# Rope Tension

1. Sep 12, 2008

### bmarvs04

1. The problem statement, all variables and given/known data

A block of mass M hangs from a uniform rope of length L and mass m. Find an expression for the tension in the rope as a function of the distance y measured vertically downward from the top of the rope.

2. Relevant equations

For the System:
W = (m + M)g = T

3. The attempt at a solution

I summed all the forces in the Y direction to arrive at the equation above, but I don't know how to make it in terms of 'L', or as they state 'y'.

2. Sep 12, 2008

### gabbagabbahey

Your expression for W is incorrect, the units of (M+m)g are units of Force (Newtons), not units of work/energy (Joules). Mathematically, what is the definition of work?

More importantly for this problem, what is the force due to gravity on the rope at the halfway point? Is it really the same as the force at the top of the rope? Why or why not? What fraction of the mass of the string is below the halway point? How about below a distance y below the top?

Last edited: Sep 12, 2008
3. Sep 12, 2008

### bmarvs04

I'm sorry, I forgot to define my variables. W is the weight of the system, not the work done. And T is the tension of the rope.

Now since the rope is uniform, I know the mass and length have a direct relationship and that the tension will increase when the length (L) is increased.

I still think T = (M + m)g is the right equation if I could just substitute an expression for L in for m. But I am having trouble finding a fraction or what not in order to do so..

4. Sep 12, 2008

### gabbagabbahey

That's not really the correct way to do that. In the question, m is defined as the mass of the entire string (A.K.A. a constant)...you could however use a different variable to represent the mass of the string below the point y. For example you could use $$T=(M+{\mu}(y))g$$ where $${\mu(y)}$$ is the mass of the string below the point y...As for finding an expression for $${\mu}(y)$$, you know that there will be a linear relationship between $${\mu}(y)$$ and $$y$$ so you can immediately write $${\mu}(y)=Ay+B$$. You then need to determine what the constants A and B are...how much mass is below the point y=0 (i.e. what is $${\mu}(0)$$)? How about at the end of the string (i.e. what is $${\mu}(L)$$)? Those answers should allow you to easily find A and B.

5. Sep 12, 2008

### bmarvs04

Ok I think I understand. Would it make sense for T = (M + ((y/L)*m))*g then?

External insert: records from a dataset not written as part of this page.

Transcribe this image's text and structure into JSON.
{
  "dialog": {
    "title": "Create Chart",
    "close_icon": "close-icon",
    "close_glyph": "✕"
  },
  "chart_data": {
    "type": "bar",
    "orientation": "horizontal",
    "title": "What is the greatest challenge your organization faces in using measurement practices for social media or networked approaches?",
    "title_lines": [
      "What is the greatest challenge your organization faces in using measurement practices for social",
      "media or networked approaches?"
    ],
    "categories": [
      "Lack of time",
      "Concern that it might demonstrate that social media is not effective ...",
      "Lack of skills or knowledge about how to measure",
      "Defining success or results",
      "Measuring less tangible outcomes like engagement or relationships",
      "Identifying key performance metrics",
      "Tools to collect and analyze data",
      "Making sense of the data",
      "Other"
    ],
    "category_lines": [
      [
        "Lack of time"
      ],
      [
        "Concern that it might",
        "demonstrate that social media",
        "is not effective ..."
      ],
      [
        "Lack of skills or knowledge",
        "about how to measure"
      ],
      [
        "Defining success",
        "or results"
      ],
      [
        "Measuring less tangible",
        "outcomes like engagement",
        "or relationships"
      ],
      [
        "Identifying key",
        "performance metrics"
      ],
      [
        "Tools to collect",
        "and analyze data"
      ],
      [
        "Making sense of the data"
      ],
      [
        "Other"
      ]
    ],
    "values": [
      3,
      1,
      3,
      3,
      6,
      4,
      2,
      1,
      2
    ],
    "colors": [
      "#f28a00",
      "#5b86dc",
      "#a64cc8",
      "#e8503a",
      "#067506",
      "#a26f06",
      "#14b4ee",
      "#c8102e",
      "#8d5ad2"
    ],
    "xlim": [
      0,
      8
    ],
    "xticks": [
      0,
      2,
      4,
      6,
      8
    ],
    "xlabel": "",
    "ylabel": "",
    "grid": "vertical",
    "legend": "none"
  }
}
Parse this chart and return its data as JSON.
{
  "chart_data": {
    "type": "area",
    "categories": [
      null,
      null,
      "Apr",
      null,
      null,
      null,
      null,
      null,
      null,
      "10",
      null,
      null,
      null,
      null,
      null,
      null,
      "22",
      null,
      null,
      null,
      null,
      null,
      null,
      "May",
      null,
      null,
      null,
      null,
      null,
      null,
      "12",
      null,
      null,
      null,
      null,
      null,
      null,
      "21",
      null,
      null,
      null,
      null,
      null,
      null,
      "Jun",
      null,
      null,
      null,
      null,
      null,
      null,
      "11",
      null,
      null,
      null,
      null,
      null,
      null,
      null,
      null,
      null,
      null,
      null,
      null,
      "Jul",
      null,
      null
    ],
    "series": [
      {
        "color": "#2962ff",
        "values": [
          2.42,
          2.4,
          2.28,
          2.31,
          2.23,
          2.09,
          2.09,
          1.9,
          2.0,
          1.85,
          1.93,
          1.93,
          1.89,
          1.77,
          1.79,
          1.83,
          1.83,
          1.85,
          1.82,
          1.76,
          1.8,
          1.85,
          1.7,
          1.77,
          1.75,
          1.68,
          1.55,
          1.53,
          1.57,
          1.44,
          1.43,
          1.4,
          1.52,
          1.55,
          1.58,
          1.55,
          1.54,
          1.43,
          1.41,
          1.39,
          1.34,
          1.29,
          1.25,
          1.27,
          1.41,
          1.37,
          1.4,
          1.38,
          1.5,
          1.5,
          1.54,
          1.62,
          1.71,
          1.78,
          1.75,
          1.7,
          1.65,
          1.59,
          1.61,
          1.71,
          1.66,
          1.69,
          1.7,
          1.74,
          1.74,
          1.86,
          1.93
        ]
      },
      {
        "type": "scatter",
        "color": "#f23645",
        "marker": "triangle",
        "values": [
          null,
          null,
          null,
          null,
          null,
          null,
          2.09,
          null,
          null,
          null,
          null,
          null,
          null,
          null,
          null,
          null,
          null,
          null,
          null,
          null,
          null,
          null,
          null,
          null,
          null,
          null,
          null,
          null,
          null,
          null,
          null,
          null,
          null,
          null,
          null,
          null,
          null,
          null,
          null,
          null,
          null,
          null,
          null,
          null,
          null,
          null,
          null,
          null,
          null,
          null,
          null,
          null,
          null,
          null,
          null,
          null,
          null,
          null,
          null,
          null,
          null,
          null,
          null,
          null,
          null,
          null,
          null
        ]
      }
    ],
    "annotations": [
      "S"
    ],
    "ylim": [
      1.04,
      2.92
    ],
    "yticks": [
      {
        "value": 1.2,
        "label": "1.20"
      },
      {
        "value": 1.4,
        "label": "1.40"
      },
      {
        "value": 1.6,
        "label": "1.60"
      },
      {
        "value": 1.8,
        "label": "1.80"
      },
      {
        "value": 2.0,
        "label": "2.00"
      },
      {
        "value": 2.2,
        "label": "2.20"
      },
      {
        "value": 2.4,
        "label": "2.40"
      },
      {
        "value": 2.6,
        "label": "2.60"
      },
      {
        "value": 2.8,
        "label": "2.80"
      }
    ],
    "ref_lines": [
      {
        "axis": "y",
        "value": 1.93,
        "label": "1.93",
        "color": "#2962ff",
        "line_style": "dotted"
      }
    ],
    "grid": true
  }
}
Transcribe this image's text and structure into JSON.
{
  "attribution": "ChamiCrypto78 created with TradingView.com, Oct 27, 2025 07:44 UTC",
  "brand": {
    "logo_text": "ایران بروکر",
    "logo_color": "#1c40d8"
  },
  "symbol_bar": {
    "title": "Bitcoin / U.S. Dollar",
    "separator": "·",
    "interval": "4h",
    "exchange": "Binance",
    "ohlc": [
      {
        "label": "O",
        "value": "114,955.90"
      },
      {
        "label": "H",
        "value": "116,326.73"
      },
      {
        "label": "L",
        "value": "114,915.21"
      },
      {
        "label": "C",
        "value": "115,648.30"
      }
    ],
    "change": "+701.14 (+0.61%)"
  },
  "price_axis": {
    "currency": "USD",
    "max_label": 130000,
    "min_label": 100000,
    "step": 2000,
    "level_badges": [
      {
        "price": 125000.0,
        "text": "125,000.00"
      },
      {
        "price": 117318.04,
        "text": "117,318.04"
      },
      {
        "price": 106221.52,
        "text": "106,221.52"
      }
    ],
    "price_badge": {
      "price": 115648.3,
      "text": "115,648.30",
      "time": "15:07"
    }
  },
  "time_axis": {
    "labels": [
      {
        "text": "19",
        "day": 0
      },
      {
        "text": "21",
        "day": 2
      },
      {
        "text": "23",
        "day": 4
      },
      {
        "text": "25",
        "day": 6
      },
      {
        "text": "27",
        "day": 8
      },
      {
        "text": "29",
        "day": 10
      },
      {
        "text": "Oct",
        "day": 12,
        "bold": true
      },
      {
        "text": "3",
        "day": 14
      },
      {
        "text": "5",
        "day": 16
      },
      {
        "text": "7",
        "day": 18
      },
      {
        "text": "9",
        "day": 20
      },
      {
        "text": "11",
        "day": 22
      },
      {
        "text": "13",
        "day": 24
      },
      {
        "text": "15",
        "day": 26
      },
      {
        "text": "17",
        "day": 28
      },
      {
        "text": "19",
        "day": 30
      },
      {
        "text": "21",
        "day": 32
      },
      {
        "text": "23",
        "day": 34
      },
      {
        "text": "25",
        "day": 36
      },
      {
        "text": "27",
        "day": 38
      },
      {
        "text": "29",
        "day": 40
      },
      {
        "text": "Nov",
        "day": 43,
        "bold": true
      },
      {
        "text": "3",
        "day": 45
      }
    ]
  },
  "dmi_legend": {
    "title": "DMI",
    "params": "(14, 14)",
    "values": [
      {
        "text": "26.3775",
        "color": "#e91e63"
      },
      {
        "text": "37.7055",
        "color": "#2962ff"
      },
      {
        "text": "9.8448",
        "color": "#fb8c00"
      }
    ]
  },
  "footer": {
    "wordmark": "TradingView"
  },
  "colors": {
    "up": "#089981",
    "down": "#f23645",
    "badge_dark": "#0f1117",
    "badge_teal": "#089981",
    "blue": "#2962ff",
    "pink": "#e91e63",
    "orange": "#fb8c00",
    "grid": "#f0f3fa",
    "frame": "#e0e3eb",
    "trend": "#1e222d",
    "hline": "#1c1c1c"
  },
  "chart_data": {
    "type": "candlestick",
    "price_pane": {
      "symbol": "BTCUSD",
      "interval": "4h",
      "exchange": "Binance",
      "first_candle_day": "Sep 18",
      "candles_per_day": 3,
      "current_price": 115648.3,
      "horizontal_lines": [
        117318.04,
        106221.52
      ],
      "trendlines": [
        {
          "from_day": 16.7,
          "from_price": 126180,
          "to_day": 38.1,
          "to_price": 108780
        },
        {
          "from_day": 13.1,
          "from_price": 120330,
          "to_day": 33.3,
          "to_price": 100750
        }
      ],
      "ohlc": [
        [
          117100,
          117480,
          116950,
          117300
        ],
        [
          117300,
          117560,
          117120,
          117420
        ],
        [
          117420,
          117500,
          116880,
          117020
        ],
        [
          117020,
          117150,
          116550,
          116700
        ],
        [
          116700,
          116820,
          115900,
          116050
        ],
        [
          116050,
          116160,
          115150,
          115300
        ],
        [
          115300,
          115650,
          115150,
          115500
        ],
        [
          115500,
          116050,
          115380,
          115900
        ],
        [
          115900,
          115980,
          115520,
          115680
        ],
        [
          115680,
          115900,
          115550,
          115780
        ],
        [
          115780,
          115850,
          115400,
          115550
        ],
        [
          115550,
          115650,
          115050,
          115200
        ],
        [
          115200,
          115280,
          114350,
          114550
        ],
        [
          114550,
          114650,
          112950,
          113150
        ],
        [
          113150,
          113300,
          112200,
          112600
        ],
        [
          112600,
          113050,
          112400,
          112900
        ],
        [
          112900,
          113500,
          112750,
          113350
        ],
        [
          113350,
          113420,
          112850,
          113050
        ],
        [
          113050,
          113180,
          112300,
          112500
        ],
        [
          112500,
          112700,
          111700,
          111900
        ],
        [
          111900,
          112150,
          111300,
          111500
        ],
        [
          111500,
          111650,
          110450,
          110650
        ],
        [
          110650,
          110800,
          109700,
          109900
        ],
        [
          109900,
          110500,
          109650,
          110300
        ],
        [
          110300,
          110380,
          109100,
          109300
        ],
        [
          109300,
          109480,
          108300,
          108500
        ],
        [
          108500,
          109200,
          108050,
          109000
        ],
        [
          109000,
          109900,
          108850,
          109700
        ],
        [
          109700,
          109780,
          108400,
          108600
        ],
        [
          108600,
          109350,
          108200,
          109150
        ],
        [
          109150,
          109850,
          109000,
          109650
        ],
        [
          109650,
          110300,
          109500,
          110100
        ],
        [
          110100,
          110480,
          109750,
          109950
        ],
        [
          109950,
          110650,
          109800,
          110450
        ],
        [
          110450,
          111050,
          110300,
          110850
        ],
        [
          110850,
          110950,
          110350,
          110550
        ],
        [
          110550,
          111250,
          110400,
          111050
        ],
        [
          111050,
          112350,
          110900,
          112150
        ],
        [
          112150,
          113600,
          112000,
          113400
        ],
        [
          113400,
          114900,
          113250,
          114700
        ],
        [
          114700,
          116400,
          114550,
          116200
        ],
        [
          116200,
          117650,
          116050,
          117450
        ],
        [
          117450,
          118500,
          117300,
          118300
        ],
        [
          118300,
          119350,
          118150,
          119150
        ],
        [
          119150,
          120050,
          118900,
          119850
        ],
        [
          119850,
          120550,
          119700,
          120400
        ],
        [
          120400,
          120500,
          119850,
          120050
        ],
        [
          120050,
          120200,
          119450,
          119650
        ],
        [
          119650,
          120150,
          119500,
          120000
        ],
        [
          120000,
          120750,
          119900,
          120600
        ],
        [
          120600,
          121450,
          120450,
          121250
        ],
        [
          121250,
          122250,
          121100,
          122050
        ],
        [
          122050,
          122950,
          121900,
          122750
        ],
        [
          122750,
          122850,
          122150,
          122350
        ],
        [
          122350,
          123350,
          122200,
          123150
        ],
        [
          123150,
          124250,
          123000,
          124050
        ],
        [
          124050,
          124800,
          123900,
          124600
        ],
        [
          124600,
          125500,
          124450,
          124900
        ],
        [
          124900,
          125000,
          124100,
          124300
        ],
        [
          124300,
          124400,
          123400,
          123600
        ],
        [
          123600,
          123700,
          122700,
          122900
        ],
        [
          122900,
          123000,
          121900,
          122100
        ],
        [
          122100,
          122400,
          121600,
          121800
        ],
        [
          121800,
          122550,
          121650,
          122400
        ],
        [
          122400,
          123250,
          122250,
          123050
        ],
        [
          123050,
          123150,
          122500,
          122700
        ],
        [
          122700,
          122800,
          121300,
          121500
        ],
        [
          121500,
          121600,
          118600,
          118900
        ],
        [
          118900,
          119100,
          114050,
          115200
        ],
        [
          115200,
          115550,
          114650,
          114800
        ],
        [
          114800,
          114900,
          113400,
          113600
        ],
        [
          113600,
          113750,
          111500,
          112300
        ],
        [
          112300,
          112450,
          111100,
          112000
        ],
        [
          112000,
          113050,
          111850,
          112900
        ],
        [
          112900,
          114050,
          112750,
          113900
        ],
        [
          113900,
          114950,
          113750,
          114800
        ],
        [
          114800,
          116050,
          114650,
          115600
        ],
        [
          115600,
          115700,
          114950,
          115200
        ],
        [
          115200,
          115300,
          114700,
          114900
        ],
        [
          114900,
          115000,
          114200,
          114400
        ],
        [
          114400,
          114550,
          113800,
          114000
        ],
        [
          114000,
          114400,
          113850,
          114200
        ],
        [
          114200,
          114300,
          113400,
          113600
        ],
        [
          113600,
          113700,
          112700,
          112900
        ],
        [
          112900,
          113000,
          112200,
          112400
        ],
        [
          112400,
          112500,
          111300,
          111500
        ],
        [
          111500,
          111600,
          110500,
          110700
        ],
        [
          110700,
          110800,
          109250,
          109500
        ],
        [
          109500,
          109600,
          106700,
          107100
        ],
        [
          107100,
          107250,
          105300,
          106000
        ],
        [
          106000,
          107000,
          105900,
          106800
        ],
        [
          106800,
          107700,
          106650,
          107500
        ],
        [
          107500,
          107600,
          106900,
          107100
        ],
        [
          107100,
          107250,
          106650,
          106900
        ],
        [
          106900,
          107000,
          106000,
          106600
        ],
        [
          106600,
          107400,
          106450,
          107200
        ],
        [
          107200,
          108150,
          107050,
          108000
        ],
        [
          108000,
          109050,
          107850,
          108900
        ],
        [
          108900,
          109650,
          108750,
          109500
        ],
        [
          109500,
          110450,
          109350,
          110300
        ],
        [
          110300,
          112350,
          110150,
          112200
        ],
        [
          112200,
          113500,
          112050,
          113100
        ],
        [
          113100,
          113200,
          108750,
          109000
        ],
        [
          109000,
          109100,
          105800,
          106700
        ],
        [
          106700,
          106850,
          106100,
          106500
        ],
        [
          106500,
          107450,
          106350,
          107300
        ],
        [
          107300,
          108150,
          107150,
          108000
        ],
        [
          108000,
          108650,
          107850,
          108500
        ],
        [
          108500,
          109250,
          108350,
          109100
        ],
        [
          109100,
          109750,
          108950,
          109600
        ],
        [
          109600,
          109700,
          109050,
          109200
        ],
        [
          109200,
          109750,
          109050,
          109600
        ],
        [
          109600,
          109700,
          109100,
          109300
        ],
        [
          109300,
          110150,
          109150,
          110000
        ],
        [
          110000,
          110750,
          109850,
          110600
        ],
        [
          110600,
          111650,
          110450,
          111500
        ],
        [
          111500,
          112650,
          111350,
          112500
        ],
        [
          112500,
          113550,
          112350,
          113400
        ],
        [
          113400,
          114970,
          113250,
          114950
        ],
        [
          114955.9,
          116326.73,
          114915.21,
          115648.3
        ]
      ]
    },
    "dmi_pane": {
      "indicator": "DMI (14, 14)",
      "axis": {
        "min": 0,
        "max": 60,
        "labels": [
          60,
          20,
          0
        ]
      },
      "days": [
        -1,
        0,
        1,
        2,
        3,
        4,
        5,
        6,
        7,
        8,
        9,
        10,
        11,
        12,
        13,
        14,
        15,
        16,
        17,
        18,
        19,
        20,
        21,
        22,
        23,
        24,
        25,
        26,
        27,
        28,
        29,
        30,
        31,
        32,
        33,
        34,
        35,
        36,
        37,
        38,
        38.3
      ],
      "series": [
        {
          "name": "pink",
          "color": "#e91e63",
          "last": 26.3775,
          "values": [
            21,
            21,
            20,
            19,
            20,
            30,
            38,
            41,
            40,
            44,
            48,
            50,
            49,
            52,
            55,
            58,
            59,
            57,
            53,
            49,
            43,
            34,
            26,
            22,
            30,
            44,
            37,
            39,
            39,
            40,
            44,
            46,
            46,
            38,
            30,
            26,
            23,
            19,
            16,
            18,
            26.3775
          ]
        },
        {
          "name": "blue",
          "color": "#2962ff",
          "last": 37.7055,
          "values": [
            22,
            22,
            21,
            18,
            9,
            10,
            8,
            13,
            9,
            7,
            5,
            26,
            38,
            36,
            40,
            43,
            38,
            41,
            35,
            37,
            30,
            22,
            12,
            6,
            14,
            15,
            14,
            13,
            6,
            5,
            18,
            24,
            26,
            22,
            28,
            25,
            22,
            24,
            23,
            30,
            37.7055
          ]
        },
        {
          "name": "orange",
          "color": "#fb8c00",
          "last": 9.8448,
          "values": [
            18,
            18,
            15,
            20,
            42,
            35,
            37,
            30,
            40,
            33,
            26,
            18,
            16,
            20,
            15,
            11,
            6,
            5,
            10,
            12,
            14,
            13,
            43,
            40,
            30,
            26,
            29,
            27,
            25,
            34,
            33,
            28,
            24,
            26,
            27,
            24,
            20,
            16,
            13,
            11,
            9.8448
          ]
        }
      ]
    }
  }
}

This makes sense to me because 'y/L' would give you the fraction of rope you are working with, then you could multiply it with 'm' to find the mass of the length you are working with.

6. Sep 12, 2008

### gabbagabbahey

Not quite, y/L doesn't give you the fraction of the rope you are dealing with, because y is the distance below the top, not the distance above the bottom....so if y is the distance from the top to the point P and the total length is L, what is the distance from the bottom to the point P? This should give you your correct ratio.

7. Sep 12, 2008

### bmarvs04

So it would be (L-y)/L? I forgot to re-read the problem to see what 'y' was actually measuring.

Thanks for everything.. I really appreciate it.

8. Sep 12, 2008

### gabbagabbahey

Yup, now you've got it. And you're welcome.